Body parts of Jamal Khashoggi, a long-time critic of the Saudi royal family, were reportedly found at the home of the Saudi consul general on Tuesday. (Photo: Twitter)

This is a developing story and this post may be updated.

In a speech before the Turkish Parliament Tuesday, President Recep Tayyip Erdogan called journalist Jamal Khashoggi's murder "a political murder" that was planned in advanced and demanded to know the whereabouts of his body, laying out a number of urgent questions three weeks after the writer was killed at the Saudi consulate in Istanbul.

"Why was the 15-man Saudi team in Istanbul on the day of the murder?" he asked. "On whose orders? We are seeking answers. Why was the consulate not opened to investigators immediately? When the murder was so clear, why were there so many different statements given by Saudis? Why has the body of someone, the killing of whom has been officially admitted, not been found?"

Erdogan called Khashoggi's death a "ferocious" murder and suggested that Saudi Crown Prince Mohammed bin Salman (MbS) is hiding information about the killing—noting that he believes Saudi King Salman to be sincere in his country's investigation into the case, but making no mention of the prince.

But despite promoting his address as one that would reveal the "full naked truth" about the killing, Erdogan made no mention of what are believed to be the most horrifying pieces of evidence, including audio and video recordings reportedly held by Turkish authorities that confirm that Khashoggi was tortured, killed, and then possibly dismembered.

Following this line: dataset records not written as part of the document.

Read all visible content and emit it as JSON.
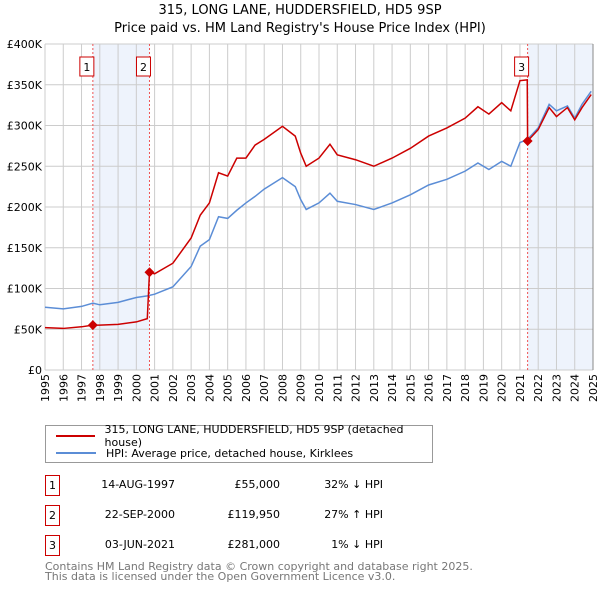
{
  "chart_data": {
    "type": "line",
    "title": "315, LONG LANE, HUDDERSFIELD, HD5 9SP",
    "subtitle": "Price paid vs. HM Land Registry's House Price Index (HPI)",
    "xlim": [
      1995,
      2025
    ],
    "ylim": [
      0,
      400000
    ],
    "x_ticks": [
      "1995",
      "1996",
      "1997",
      "1998",
      "1999",
      "2000",
      "2001",
      "2002",
      "2003",
      "2004",
      "2005",
      "2006",
      "2007",
      "2008",
      "2009",
      "2010",
      "2011",
      "2012",
      "2013",
      "2014",
      "2015",
      "2016",
      "2017",
      "2018",
      "2019",
      "2020",
      "2021",
      "2022",
      "2023",
      "2024",
      "2025"
    ],
    "y_ticks": [
      {
        "v": 0,
        "l": "£0"
      },
      {
        "v": 50000,
        "l": "£50K"
      },
      {
        "v": 100000,
        "l": "£100K"
      },
      {
        "v": 150000,
        "l": "£150K"
      },
      {
        "v": 200000,
        "l": "£200K"
      },
      {
        "v": 250000,
        "l": "£250K"
      },
      {
        "v": 300000,
        "l": "£300K"
      },
      {
        "v": 350000,
        "l": "£350K"
      },
      {
        "v": 400000,
        "l": "£400K"
      }
    ],
    "grid": true,
    "colors": {
      "property": "#cc0000",
      "hpi": "#5b8dd6",
      "shade": "#eef3fc"
    },
    "series": [
      {
        "name": "315, LONG LANE, HUDDERSFIELD, HD5 9SP (detached house)",
        "x": [
          1995,
          1996,
          1997,
          1997.62,
          1998,
          1999,
          2000,
          2000.6,
          2000.72,
          2001,
          2002,
          2003,
          2003.5,
          2004,
          2004.5,
          2005,
          2005.5,
          2006,
          2006.5,
          2007,
          2008,
          2008.7,
          2009,
          2009.3,
          2010,
          2010.6,
          2011,
          2012,
          2013,
          2014,
          2015,
          2016,
          2017,
          2018,
          2018.7,
          2019.3,
          2020,
          2020.5,
          2021,
          2021.4,
          2021.42,
          2022,
          2022.6,
          2023,
          2023.6,
          2024,
          2024.4,
          2024.9
        ],
        "y": [
          52000,
          51000,
          53000,
          55000,
          55000,
          56000,
          59000,
          63000,
          119950,
          118000,
          131000,
          162000,
          190000,
          205000,
          242000,
          238000,
          260000,
          260000,
          276000,
          283000,
          299000,
          287000,
          266000,
          250000,
          260000,
          277000,
          264000,
          258000,
          250000,
          260000,
          272000,
          287000,
          297000,
          309000,
          323000,
          314000,
          328000,
          318000,
          355000,
          356000,
          281000,
          295000,
          322000,
          311000,
          322000,
          307000,
          322000,
          338000
        ]
      },
      {
        "name": "HPI: Average price, detached house, Kirklees",
        "x": [
          1995,
          1996,
          1997,
          1997.62,
          1998,
          1999,
          2000,
          2000.6,
          2001,
          2002,
          2003,
          2003.5,
          2004,
          2004.5,
          2005,
          2005.5,
          2006,
          2006.5,
          2007,
          2008,
          2008.7,
          2009,
          2009.3,
          2010,
          2010.6,
          2011,
          2012,
          2013,
          2014,
          2015,
          2016,
          2017,
          2018,
          2018.7,
          2019.3,
          2020,
          2020.5,
          2021,
          2021.42,
          2022,
          2022.6,
          2023,
          2023.6,
          2024,
          2024.4,
          2024.9
        ],
        "y": [
          77000,
          75000,
          78000,
          82000,
          80000,
          83000,
          89000,
          91000,
          93000,
          102000,
          127000,
          152000,
          160000,
          188000,
          186000,
          196000,
          205000,
          213000,
          222000,
          236000,
          225000,
          209000,
          197000,
          205000,
          217000,
          207000,
          203000,
          197000,
          205000,
          215000,
          227000,
          234000,
          244000,
          254000,
          246000,
          256000,
          250000,
          279000,
          283000,
          297000,
          326000,
          318000,
          324000,
          309000,
          326000,
          342000
        ]
      }
    ],
    "sales": [
      {
        "label": "1",
        "x": 1997.62,
        "y": 55000
      },
      {
        "label": "2",
        "x": 2000.72,
        "y": 119950
      },
      {
        "label": "3",
        "x": 2021.42,
        "y": 281000
      }
    ],
    "shaded_ranges": [
      [
        1997.62,
        2000.72
      ],
      [
        2021.42,
        2025
      ]
    ]
  },
  "legend": {
    "property": "315, LONG LANE, HUDDERSFIELD, HD5 9SP (detached house)",
    "hpi": "HPI: Average price, detached house, Kirklees"
  },
  "transactions": [
    {
      "num": "1",
      "date": "14-AUG-1997",
      "price": "£55,000",
      "hpi": "32% ↓ HPI"
    },
    {
      "num": "2",
      "date": "22-SEP-2000",
      "price": "£119,950",
      "hpi": "27% ↑ HPI"
    },
    {
      "num": "3",
      "date": "03-JUN-2021",
      "price": "£281,000",
      "hpi": "1% ↓ HPI"
    }
  ],
  "footer": {
    "line1": "Contains HM Land Registry data © Crown copyright and database right 2025.",
    "line2": "This data is licensed under the Open Government Licence v3.0."
  }
}
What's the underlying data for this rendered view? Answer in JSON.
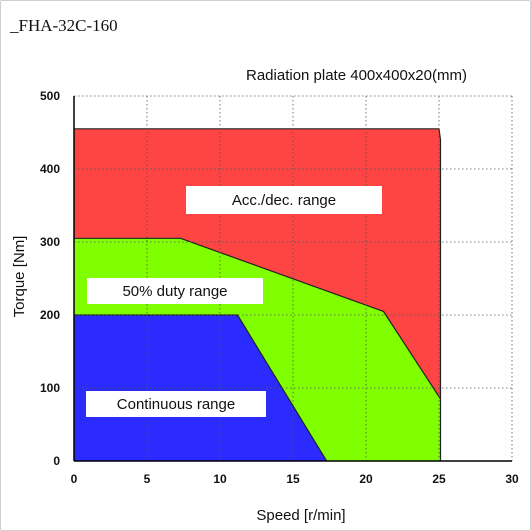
{
  "chart_data": {
    "type": "area",
    "title": "_FHA-32C-160",
    "annotation": "Radiation plate 400x400x20(mm)",
    "xlabel": "Speed [r/min]",
    "ylabel": "Torque [Nm]",
    "xlim": [
      0,
      30
    ],
    "ylim": [
      0,
      500
    ],
    "xticks": [
      0,
      5,
      10,
      15,
      20,
      25,
      30
    ],
    "yticks": [
      0,
      100,
      200,
      300,
      400,
      500
    ],
    "grid": true,
    "series": [
      {
        "name": "Acc./dec. range",
        "color": "#ff4444",
        "points": [
          [
            0,
            455
          ],
          [
            25,
            455
          ],
          [
            25.1,
            440
          ],
          [
            25.1,
            85
          ],
          [
            21.2,
            205
          ],
          [
            7.3,
            305
          ],
          [
            0,
            305
          ]
        ]
      },
      {
        "name": "50% duty range",
        "color": "#7fff00",
        "points": [
          [
            0,
            305
          ],
          [
            7.3,
            305
          ],
          [
            21.2,
            205
          ],
          [
            25.1,
            85
          ],
          [
            25.1,
            0
          ],
          [
            17.3,
            0
          ],
          [
            11.2,
            200
          ],
          [
            0,
            200
          ]
        ]
      },
      {
        "name": "Continuous range",
        "color": "#2b2bff",
        "points": [
          [
            0,
            200
          ],
          [
            11.2,
            200
          ],
          [
            17.3,
            0
          ],
          [
            0,
            0
          ]
        ]
      }
    ]
  }
}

Sparking fresh rumors and intrigue about the the murder case that has caused international outrage, Sky News reported soon after Erdogan's speech that Khashoggi's body, or parts of it, had been found at the home of the Saudi consul general in Istanbul—though other outlets did not verify the claims.

Sources reportedly told the outlet that the body parts had been found in the garden of the home, that Khashoggi's face had been "disfigured," and his body had been "cut up."

Erdogan's speech follows weeks of denial by Saudi officials that the kingdom had anything to do with Khashoggi's killing, which took place October 2 after the Washington Post columnist—and fierce critic of his home country of Saudi Arabia—visited the country's consulate in Istanbul, never to be seen alive again. Last Friday, the Saudis finally admitted that Khashoggi had been killed by more than a dozen agents sent by the government, but said he had died as the result of a fist fight.

Saudi Arabia's obfuscation—and the failure of many global leaders, including President Donald Trump, to hold the kingdom accountable—has angered human rights groups as well as the Turkish government.

The reported discovery of Khashoggi's body further calls into question the Saudis' version of events—and supports Turkey's earlier reports of the journalist's gruesome murder.